Recent College Graduates Have Worse Work Ethic, US Bosses Say

United States North America Higher Education News Statistics by Erudera News May 31, 2024

students working

Employers are reluctant to hire Gen Zers graduates, with one in two saying recent grads have “a worse work ethic, are more political, and have fewer practical skills,” a new survey has found.

Intelligent, an online education magazine, surveyed 1,268 business leaders this May and found that 51 percent have been more concerned about this issue in the last five years as Gen Zers enter the job market. Only 6 percent said they are less worried, Erudera.com reports.

“There’s always been plenty of debate about hiring new grads due to broad assumptions around lacking soft skills, entitlement, and overall job readiness.

In recent months, there seems to be a heightened concern about Gen Z becoming far more politically active and vocal with their beliefs in all aspects of their lives, including the workplace,” Chief Education and Career Development Advisor Huy Nguyen explains.
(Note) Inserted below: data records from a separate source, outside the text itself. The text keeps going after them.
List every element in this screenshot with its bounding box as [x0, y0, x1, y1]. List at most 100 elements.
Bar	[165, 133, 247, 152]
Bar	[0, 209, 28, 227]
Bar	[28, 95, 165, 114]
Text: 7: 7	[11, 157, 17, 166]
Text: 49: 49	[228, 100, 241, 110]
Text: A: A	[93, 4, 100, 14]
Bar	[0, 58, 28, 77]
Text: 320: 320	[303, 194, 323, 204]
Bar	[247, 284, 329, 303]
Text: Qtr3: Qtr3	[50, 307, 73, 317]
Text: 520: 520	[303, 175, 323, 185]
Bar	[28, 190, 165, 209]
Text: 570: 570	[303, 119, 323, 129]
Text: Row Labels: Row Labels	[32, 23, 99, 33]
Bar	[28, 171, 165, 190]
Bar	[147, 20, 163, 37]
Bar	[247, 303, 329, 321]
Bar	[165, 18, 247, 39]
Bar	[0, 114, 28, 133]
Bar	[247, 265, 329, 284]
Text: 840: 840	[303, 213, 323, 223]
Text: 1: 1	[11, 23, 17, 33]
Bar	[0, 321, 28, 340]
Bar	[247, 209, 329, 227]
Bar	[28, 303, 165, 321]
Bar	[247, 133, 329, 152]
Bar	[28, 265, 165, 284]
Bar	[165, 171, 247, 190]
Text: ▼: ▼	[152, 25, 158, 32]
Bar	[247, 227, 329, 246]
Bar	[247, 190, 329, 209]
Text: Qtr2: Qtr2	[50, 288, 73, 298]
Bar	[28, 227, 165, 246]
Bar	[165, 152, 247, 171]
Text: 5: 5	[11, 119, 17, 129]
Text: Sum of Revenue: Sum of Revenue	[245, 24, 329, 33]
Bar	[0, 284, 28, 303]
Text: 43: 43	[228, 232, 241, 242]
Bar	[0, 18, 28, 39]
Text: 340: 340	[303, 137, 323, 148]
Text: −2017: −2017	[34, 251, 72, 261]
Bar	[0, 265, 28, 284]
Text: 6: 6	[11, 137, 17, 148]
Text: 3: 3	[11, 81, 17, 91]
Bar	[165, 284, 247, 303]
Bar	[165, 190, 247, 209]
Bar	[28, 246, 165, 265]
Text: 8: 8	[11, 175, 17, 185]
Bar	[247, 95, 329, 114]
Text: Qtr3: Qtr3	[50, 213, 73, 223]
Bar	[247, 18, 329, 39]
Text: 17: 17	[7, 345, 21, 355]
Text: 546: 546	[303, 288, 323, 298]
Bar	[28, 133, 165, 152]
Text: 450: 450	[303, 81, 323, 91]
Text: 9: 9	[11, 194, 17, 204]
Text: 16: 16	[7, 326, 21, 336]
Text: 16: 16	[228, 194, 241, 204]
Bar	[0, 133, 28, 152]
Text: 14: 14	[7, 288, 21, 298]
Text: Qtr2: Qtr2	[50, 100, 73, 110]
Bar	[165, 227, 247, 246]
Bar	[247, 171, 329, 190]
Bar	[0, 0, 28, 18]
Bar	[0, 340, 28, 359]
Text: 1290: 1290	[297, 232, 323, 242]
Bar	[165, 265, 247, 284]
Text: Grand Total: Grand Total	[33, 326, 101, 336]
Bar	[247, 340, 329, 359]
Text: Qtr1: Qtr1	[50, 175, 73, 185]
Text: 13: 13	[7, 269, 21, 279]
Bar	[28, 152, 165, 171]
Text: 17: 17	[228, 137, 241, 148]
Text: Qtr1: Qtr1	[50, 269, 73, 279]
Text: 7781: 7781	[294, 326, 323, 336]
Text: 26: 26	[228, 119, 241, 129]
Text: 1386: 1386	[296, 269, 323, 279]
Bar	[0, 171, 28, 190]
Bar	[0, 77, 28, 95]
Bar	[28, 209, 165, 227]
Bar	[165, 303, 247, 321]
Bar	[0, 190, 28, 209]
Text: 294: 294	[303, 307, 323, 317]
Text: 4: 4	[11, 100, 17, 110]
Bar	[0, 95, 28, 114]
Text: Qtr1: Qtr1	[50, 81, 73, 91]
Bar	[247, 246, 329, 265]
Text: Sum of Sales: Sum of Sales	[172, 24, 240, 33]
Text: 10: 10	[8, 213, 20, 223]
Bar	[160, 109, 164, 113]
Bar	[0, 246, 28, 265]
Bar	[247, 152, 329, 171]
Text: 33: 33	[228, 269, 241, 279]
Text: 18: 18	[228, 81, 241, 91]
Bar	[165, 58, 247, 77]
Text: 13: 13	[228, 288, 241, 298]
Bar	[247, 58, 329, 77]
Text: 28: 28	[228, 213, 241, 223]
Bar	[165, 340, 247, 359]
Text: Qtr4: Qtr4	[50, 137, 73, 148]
Findings show that 64 percent of businesses are worried about hiring recent college graduates overall, with 65 percent citing a lack of strong work ethic among these graduates as a primary concern and 57 percent saying they have too high salary expectations.

When asked about Generation Z, 84 percent of respondents said they expect to get paid more compared to previous generations, and 79 percent said Gen Z college graduates have a worse workplace ethic.

About 75 percent and 70 percent of leaders said Generation Z is more entitled and more political, respectively, compared to other generations.

According to the hiring managers, other true characteristics of Gen Z recent graduates are lack of mental toughness (67 percent) and worse social skills (60 percent). About 57 percent of hiring managers said Gen Zers are also more difficult to train.

“Employers should be cautious about making generalized assumptions about Gen Z,” says Nguyen. “Recent grads need to directly prepare to address misguided stereotypes about their qualifications and mindset through developing their personal brand and demonstrating their experience.”

A different survey of 1,100 Gen Zers conducted between March and April by the career platform iHire found that 81.3 percent of participants said “when, where, and how” they would work was an “extremely” or “very” important factor.

On the other hand, a competitive salary is very or extremely important for 82 percent of respondents. Nearly 56 percent of Gen Zers said they wanted to work in person all the time, and only 18 percent said they preferred remote work. One in four said they liked a hybrid work model.